Anche quest’anno, in riva all’Orba, a Molare, è caccia agli incivili che lasciano spazzatura e parcheggiano le macchine e ridosso del torrente. Il Comune, con il sindaco Andrea Barisone, ha ripreso l’ordinanza emanata negli anni scorsi e l’ha dettagliata maggiormente per dare alle forze dell’ordine (non molte, per la verità) qualche strumento i più per multare chi scambia il corso d’acqua per un’area per barbecue e per una discoteca. I problemi, ogni anno, sono gli stessi: rifiuti lasciati a ridosso del torrente, parcheggi selvaggi, fuochi accesi con il rischio concreto di incendi, musica a tutto volume.

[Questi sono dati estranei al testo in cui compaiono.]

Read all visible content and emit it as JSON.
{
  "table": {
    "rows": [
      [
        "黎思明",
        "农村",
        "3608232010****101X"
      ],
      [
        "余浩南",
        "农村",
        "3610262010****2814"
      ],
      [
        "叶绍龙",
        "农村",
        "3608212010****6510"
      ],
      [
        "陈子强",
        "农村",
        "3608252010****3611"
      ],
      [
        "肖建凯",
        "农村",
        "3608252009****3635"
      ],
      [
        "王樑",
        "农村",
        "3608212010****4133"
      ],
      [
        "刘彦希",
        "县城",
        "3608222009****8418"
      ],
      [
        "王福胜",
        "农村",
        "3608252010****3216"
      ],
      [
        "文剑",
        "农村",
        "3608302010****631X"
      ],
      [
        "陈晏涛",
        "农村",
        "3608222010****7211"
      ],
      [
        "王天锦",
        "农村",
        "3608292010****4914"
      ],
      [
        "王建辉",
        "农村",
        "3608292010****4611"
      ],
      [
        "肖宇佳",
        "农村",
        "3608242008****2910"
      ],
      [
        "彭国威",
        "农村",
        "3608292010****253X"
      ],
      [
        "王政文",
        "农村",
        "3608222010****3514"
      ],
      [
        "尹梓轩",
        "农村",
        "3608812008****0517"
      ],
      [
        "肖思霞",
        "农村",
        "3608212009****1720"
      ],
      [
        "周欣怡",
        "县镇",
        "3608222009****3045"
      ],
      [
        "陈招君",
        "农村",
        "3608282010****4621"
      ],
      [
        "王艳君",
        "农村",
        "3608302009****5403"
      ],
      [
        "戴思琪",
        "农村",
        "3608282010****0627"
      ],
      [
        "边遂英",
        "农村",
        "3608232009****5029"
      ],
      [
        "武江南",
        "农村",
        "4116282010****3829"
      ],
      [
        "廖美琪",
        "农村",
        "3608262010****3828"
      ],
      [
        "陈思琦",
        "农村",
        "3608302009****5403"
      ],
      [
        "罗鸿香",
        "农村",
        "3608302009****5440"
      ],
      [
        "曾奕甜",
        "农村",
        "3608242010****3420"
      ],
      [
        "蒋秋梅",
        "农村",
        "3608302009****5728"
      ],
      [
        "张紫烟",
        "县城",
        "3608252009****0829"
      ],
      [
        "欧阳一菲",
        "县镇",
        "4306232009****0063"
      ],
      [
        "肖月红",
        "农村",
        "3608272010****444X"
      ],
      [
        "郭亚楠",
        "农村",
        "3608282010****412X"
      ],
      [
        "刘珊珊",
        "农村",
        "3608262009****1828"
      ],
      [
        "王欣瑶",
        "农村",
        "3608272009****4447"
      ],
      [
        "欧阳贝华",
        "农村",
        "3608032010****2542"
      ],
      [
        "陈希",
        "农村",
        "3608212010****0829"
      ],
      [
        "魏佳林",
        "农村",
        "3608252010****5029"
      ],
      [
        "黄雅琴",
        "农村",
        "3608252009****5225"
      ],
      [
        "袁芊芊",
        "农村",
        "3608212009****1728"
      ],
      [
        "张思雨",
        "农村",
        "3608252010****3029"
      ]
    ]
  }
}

Anche l’ordinanza del 2018 ribadisce, tra l’altro, il divieto di tende e campeggi abusivi lungo l’Orba, poiché qui non esistono aree attrezzate né servizi igienici e c’è il concreto pericolo per i bagnanti di essere investiti dalle piene improvvise dell’Orba in caso di temporali.

Andrea Barisione

Sono previste, come si diceva, regole più restrittive: per esempio stop all’utilizzo di bottiglie di vetro, di contenitori in ceramica, porcellana e simili, oltre che di gazebo, non solo delle classiche tende. Un ulteriore tentativo di arginare comportamenti sbagliati ma gli effetti delle ordinanze, come dice Barisone, non sono stati poi così efficaci, anche perché mancano carabinieri e altre forze dell’ordine in grado di controllare i 15 km di torrente che scorrono nel territorio comunale. Segnali in parte positivi dalla sistemazione, lo scorso anno, dei bidoni per i rifiuti da parte della Econet e dagli ulteriori cartelli che vietano l’accensione di fuochi.